The probability of poor health 10 years ago: 0.01
The probability of fair health 10 years ago: 0.97
The probability of good health 10 years ago: 0.97
The probability of excellent health 10 years ago: 0.52


### Summary
- Results suggest that those who self-reported their current health as Excellent were more likely to have reported the same status for their health 10 years ago.
- Those who self-reported health as excellent had the same probability of reporting their health 10 years ago as either fair or good.

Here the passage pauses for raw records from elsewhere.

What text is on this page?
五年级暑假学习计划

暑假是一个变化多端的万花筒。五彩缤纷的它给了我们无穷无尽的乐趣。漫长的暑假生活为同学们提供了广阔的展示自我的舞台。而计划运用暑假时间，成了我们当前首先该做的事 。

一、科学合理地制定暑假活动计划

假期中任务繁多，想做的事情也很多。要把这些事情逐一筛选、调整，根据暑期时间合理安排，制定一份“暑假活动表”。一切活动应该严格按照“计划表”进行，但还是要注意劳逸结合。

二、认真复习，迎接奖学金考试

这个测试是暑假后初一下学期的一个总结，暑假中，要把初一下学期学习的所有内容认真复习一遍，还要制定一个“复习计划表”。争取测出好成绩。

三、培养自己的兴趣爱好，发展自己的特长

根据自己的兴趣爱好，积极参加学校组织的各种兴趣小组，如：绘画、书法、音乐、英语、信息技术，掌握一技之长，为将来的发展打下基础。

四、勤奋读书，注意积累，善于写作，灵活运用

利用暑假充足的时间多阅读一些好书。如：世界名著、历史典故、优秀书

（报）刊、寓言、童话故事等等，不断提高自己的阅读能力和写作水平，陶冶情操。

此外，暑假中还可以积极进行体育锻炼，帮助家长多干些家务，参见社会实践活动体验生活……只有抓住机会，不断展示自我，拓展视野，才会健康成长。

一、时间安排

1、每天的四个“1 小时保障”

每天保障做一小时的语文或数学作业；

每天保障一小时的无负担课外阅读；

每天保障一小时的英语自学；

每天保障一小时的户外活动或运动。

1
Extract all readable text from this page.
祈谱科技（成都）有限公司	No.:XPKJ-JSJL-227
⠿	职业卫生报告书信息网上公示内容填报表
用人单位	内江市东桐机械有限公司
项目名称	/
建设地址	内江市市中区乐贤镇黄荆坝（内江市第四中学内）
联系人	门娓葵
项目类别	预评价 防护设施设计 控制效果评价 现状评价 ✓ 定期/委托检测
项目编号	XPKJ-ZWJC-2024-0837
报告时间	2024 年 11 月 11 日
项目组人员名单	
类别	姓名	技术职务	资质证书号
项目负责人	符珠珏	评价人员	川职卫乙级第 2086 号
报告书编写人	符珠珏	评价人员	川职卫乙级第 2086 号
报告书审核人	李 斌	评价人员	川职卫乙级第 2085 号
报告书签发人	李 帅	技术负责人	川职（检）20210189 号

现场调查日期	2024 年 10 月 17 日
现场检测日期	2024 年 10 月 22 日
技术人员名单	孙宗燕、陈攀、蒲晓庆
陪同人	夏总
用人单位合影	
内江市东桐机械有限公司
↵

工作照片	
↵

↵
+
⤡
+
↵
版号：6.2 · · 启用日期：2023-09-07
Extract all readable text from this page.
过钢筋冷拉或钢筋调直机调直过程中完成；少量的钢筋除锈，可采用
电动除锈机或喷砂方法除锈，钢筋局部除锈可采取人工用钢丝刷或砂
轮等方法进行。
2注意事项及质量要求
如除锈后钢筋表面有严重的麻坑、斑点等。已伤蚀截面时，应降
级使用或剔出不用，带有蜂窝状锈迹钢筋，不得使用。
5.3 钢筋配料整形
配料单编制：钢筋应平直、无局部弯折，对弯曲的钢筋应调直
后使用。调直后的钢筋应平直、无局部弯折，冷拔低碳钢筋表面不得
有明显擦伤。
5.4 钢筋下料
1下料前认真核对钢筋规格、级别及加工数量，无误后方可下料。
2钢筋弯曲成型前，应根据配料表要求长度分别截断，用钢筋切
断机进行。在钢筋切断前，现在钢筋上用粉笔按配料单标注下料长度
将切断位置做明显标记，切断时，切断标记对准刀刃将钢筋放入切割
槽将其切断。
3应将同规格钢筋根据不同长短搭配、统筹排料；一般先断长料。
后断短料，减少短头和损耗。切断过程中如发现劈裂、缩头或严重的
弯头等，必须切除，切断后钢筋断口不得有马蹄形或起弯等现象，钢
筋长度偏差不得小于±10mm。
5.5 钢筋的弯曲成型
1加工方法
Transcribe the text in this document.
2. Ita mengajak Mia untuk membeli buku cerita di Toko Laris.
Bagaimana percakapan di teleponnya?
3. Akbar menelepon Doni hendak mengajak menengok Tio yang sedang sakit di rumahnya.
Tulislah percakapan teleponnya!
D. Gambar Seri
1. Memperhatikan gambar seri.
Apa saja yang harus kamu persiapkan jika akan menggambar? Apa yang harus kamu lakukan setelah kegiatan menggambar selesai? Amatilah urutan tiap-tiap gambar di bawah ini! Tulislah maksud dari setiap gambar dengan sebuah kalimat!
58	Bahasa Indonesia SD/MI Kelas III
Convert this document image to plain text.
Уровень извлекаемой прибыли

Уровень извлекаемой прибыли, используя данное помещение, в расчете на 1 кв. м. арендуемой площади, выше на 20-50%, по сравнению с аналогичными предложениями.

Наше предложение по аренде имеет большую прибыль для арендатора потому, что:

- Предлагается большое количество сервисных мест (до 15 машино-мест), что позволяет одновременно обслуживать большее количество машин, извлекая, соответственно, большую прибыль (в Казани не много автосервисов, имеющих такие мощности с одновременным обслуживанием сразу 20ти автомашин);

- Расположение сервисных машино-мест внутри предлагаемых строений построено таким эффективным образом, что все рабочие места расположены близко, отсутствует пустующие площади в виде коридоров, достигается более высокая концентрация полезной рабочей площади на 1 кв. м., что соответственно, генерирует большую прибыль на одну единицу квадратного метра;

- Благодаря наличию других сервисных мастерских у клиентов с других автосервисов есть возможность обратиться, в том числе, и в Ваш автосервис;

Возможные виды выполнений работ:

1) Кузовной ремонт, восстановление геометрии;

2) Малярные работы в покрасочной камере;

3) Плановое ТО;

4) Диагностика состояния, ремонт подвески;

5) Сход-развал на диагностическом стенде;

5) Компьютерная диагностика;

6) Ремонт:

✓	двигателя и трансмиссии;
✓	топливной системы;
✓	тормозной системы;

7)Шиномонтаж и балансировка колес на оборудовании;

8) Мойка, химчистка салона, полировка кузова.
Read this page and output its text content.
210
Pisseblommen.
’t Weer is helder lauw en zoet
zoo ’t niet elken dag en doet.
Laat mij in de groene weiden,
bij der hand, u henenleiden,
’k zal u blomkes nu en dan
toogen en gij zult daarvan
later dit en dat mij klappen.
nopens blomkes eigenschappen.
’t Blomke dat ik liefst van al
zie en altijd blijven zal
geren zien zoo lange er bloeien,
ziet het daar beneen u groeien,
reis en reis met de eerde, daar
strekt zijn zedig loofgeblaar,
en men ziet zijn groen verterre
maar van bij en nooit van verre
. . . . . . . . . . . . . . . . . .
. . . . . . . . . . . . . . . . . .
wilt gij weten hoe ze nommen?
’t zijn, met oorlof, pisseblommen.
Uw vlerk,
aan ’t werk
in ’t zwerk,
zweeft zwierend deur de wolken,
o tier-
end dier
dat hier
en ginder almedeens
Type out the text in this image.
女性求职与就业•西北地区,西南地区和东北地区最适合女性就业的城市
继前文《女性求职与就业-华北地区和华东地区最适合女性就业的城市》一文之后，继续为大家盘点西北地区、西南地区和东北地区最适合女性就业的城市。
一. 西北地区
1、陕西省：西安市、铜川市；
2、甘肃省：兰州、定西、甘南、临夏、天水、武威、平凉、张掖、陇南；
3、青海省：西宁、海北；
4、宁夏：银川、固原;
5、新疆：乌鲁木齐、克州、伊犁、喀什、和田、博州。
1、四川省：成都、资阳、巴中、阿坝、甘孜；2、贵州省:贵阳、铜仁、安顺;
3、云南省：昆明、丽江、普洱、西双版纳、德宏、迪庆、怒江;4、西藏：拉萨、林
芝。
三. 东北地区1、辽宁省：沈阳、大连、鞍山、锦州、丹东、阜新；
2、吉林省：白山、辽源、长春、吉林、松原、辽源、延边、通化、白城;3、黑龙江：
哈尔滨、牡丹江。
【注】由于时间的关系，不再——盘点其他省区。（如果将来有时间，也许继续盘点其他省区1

- It seems that health status has remained largely unchanged or improved within a decade. I assume there are several factors, such as sleep quality, nutrition, smoking/alcohol consumption, exercise, stress etc that people must moderate in order to achieve those results.


## Bayes's Theorem

I might have lost the plot here.





In [36]:
#create dataframe and prior probabilities
table = pd.DataFrame(index=['Poor Past Health', 'Fair Past Health', 'Good Past Health', 'Excellent Past Health'])
table['prior'] = [1/4, 1/4, 1/4, 1/4]
table

Unnamed: 0,prior
Poor Past Health,0.25
Fair Past Health,0.25
Good Past Health,0.25
Excellent Past Health,0.25


In [37]:
#normalize the probability
table['likelihood'] = 0.01, 0.97, 0.97, 0.52
table

Unnamed: 0,prior,likelihood
Poor Past Health,0.25,0.01
Fair Past Health,0.25,0.97
Good Past Health,0.25,0.97
Excellent Past Health,0.25,0.52


In [38]:
table['unnorm'] = table['prior'] * table['likelihood']
table

Unnamed: 0,prior,likelihood,unnorm
Poor Past Health,0.25,0.01,0.0025
Fair Past Health,0.25,0.97,0.2425
Good Past Health,0.25,0.97,0.2425
Excellent Past Health,0.25,0.52,0.13


In [39]:
prob_data = table['unnorm'].sum()
table['posterior'] = table['unnorm'] / prob_data
table

Unnamed: 0,prior,likelihood,unnorm,posterior
Poor Past Health,0.25,0.01,0.0025,0.004049
Fair Past Health,0.25,0.97,0.2425,0.392713
Good Past Health,0.25,0.97,0.2425,0.392713
Excellent Past Health,0.25,0.52,0.13,0.210526


In [41]:
# Starting w/ a different prior
table['prior2'] = 1/4, 1/2, 1/4, 1/2
table['unnorm2'] = table['prior2'] * table['likelihood']
prob_data = table['unnorm2'].sum()
table['posterior2'] = table['unnorm2'] / prob_data  #Compute posterior prob
table

Unnamed: 0,prior,likelihood,unnorm,posterior,prior2,unnorm2,posterior2
Poor Past Health,0.25,0.01,0.0025,0.004049,0.25,0.0025,0.002525
Fair Past Health,0.25,0.97,0.2425,0.392713,0.5,0.485,0.489899
Good Past Health,0.25,0.97,0.2425,0.392713,0.25,0.2425,0.244949
Excellent Past Health,0.25,0.52,0.13,0.210526,0.5,0.26,0.262626


### Activity

Identify a sociological question that you can ask of the Baylor survey data. This will require you to browse the codebook to see the kinds of variables available. Start with a simple question of the form "Is Y related to X?" where X and Y are sociological concepts. (In the example in this notebook, we asked if attendance at religious services was related to religiosity.)

Select variables that operationalize the concepts in your question.

Compute probabilities that allow you to formulate an answer to your question.

Explain your answer and why you computed the specific probabilities you chose.